« Les très riches heures de la ville d’Aix-les-Bains »
Trois cercles concentriques composent le nouveau carré en twill de soie ourlé main, format 90.
Ce foulard complète une trilogie graphique sublimant « les très riches heures de la ville d’Aix-les-Bains ». Il fait un clin d’œil au manuscrit « Les très riches heures du duc de Berry », témoignage du faste et du raffinement artistique de la fin du Moyen Âge.
Au travers d’une traduction poétique du temps symbolisé par trois cadrans sous forme de trois cercles, les heures deviennent des dessins révélateurs du passé de la ville, à l’image du château Brachet, demeure historique du docteur Brachet connu comme « le médecin des rois »; ce dernier soigna l’élite européenne, de l’impératrice Sissi à la reine Victoria.

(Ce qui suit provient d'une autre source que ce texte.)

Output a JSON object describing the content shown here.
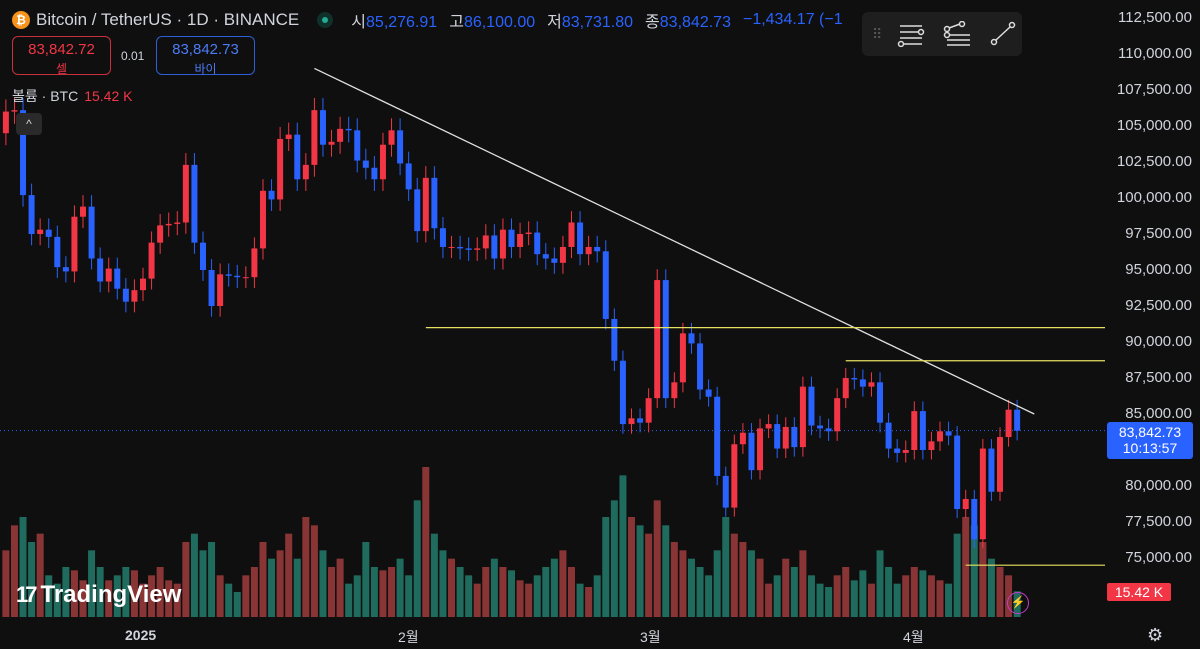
{
  "header": {
    "symbol_title": "Bitcoin / TetherUS · 1D · BINANCE",
    "ohlc": [
      {
        "label": "시",
        "value": "85,276.91"
      },
      {
        "label": "고",
        "value": "86,100.00"
      },
      {
        "label": "저",
        "value": "83,731.80"
      },
      {
        "label": "종",
        "value": "83,842.73"
      }
    ],
    "change": "−1,434.17 (−1"
  },
  "trade": {
    "sell_price": "83,842.72",
    "sell_label": "셀",
    "spread": "0.01",
    "buy_price": "83,842.73",
    "buy_label": "바이"
  },
  "volume_legend": {
    "label": "볼륨 · BTC",
    "value": "15.42 K"
  },
  "collapse_icon": "^",
  "price_axis": [
    "112,500.00",
    "110,000.00",
    "107,500.00",
    "105,000.00",
    "102,500.00",
    "100,000.00",
    "97,500.00",
    "95,000.00",
    "92,500.00",
    "90,000.00",
    "87,500.00",
    "85,000.00",
    "80,000.00",
    "77,500.00",
    "75,000.00"
  ],
  "time_axis": [
    {
      "label": "2025",
      "bold": true
    },
    {
      "label": "2월"
    },
    {
      "label": "3월"
    },
    {
      "label": "4월"
    }
  ],
  "price_tag": {
    "price": "83,842.73",
    "countdown": "10:13:57"
  },
  "volume_tag": "15.42 K",
  "logo": {
    "mark": "17",
    "text": "TradingView"
  },
  "colors": {
    "up": "#f23645",
    "down": "#2962ff",
    "vol_up": "#8a3535",
    "vol_down": "#1f6b5e",
    "trend": "#e0e0e0",
    "hline": "#e8e060"
  },
  "chart_data": {
    "type": "candlestick",
    "start_date": "2024-12-16",
    "price_range": [
      72000,
      112500
    ],
    "closes": [
      106.0,
      106.1,
      100.2,
      97.5,
      97.8,
      97.3,
      95.2,
      94.9,
      98.7,
      99.4,
      95.8,
      94.2,
      95.1,
      93.7,
      92.8,
      93.6,
      94.4,
      96.9,
      98.1,
      98.2,
      98.3,
      102.3,
      96.9,
      95.0,
      92.5,
      94.7,
      94.6,
      94.5,
      94.5,
      96.5,
      100.5,
      99.9,
      104.1,
      104.4,
      101.3,
      102.3,
      106.1,
      103.7,
      103.9,
      104.8,
      104.7,
      102.6,
      102.1,
      101.3,
      103.7,
      104.7,
      102.4,
      100.6,
      97.7,
      101.4,
      97.9,
      96.6,
      96.6,
      96.5,
      96.4,
      96.5,
      97.4,
      95.8,
      97.8,
      96.6,
      97.5,
      97.6,
      96.1,
      95.8,
      95.5,
      96.6,
      98.3,
      96.1,
      96.6,
      96.3,
      91.6,
      88.7,
      84.3,
      84.7,
      84.4,
      86.1,
      94.3,
      86.1,
      87.2,
      90.6,
      89.9,
      86.7,
      86.2,
      80.7,
      78.5,
      82.9,
      83.7,
      81.1,
      84.0,
      84.3,
      82.6,
      84.1,
      82.7,
      86.9,
      84.2,
      84.0,
      83.8,
      86.1,
      87.5,
      87.4,
      86.9,
      87.2,
      84.4,
      82.6,
      82.3,
      82.5,
      85.2,
      82.5,
      83.1,
      83.8,
      83.5,
      78.4,
      79.1,
      76.3,
      82.6,
      79.6,
      83.4,
      85.3,
      83.84
    ],
    "first_open": 104.5,
    "volumes_k": [
      40,
      55,
      60,
      45,
      50,
      25,
      20,
      30,
      28,
      22,
      40,
      30,
      22,
      25,
      30,
      28,
      20,
      25,
      30,
      22,
      20,
      45,
      50,
      40,
      45,
      25,
      20,
      15,
      25,
      30,
      45,
      35,
      40,
      50,
      35,
      60,
      55,
      40,
      30,
      35,
      20,
      25,
      45,
      30,
      28,
      30,
      35,
      25,
      70,
      90,
      50,
      40,
      35,
      30,
      25,
      20,
      30,
      35,
      30,
      28,
      22,
      20,
      25,
      30,
      35,
      40,
      30,
      20,
      18,
      25,
      60,
      70,
      85,
      60,
      55,
      50,
      70,
      55,
      45,
      40,
      35,
      30,
      25,
      40,
      60,
      50,
      45,
      40,
      35,
      20,
      25,
      35,
      30,
      40,
      25,
      20,
      18,
      25,
      30,
      22,
      28,
      20,
      40,
      30,
      20,
      25,
      30,
      28,
      25,
      22,
      20,
      50,
      60,
      55,
      45,
      35,
      30,
      25,
      15.42
    ],
    "trendline": {
      "from": {
        "index": 36,
        "price": 109000
      },
      "to": {
        "index": 120,
        "price": 85000
      }
    },
    "horizontal_lines": [
      {
        "price": 91000,
        "from_index": 49
      },
      {
        "price": 88700,
        "from_index": 98
      },
      {
        "price": 74500,
        "from_index": 112
      }
    ],
    "last_price": 83842.73
  }
}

Le portrait au graphite de John Pierpont Morgan se présente en heureux fortuné.
Grâce à son juste choix de demeurer au sein de la ville thermale, lui fut épargné le canyon sablonneux en pente douce au pied des Grands Bancs de Terre-Neuve ; il évita ainsi de flotter au-dessus du Titanic.
Le cyclamen associé à l’histoire d’Aix-les-Bains et dont s’éprit la Cour d’Elizabeth 1ère d’Angleterre, emblème du Romantisme, ponctue les riches heures de la ville.Une mondaine de la Belle Epoque vêtue d’une robe et d’un manteau de soirée de Laffetière de 1912, selon les tendances japonisantes en vogue, est placée au milieu du carré, scandant le temps de ses douze heures fleuries en cyclamens des Bauges.
De son geste désinvolte et augural, elle semble déclencher les rouages des instants, qui, en s’accumulant, deviennent les constructeurs d’histoires futiles et prodigieuses.